8 Conclusions and future work

This research has been carried out to compare four neural network models: (1) multilayer perceptron (MLP), (2) general regression neural network (GRNN), (3) radial basis function neural network (RBFNN), and (4) cascade correlation neural network (CCNN). We used five datasets extracted from the ISBSG. The performance criterion used was the mean absolute residual (MAR). Each model has four inputs: (1) software size, (2) development platform, (3) language type, and (4) resource level. Software effort was the output of the model. The comparison was based on three research questions:

RQ1:

Which of the above neural network models (MLP, GRNN, RBFNN, and CCNN) has the lowest MAR?

RQ2:

Which neural network model tends to overestimate and which tends to underestimate?

RQ3:

Does the significance of model inputs vary from model to model?

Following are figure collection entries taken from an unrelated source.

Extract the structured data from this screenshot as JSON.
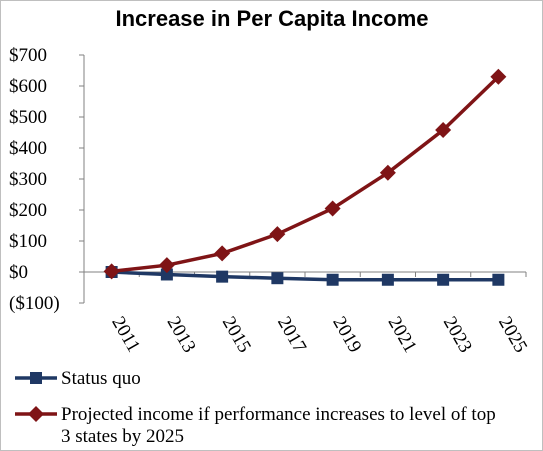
{
  "chart_data": {
    "type": "line",
    "title": "Increase in Per Capita Income",
    "xlabel": "",
    "ylabel": "",
    "categories": [
      "2011",
      "2013",
      "2015",
      "2017",
      "2019",
      "2021",
      "2023",
      "2025"
    ],
    "ylim": [
      -100,
      700
    ],
    "yticks": [
      "($100)",
      "$0",
      "$100",
      "$200",
      "$300",
      "$400",
      "$500",
      "$600",
      "$700"
    ],
    "grid": false,
    "legend_position": "bottom",
    "series": [
      {
        "name": "Status quo",
        "color": "#1f3864",
        "marker": "square",
        "values": [
          0,
          -8,
          -15,
          -20,
          -25,
          -25,
          -25,
          -25
        ]
      },
      {
        "name": "Projected income if performance increases to level of top 3 states by 2025",
        "legend_lines": [
          "Projected income if performance increases to level of top",
          "3 states by 2025"
        ],
        "color": "#7f1416",
        "marker": "diamond",
        "values": [
          2,
          22,
          60,
          122,
          205,
          320,
          458,
          630
        ]
      }
    ]
  }
}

Based on the resulting discussions in Sects. 5 and 6, we conclude the following:

  1. 1.

    The CCNN model outperformed other models based on 60 % of the datasets followed by the RBFNN model that surpassed other models based on 40 % of the datasets.

  2. 2.

    We conducted statistical tests and found that the CCNN model, despite its high performance, is not statistically different from other models.

  3. 3.

    The four models tend to overestimate the effort required to develop software projects.

  4. 4.

    The RBFNN is sensitive to outliers and when data are not normally distributed.

  5. 5.

    Software size is the most significant attribute in all models. The significance of other attributes varies from model to model.

Future work will focus on conducting the comparison of models using within-company projects. LOO validation technique and other performance evaluation criteria can also be considered in the future.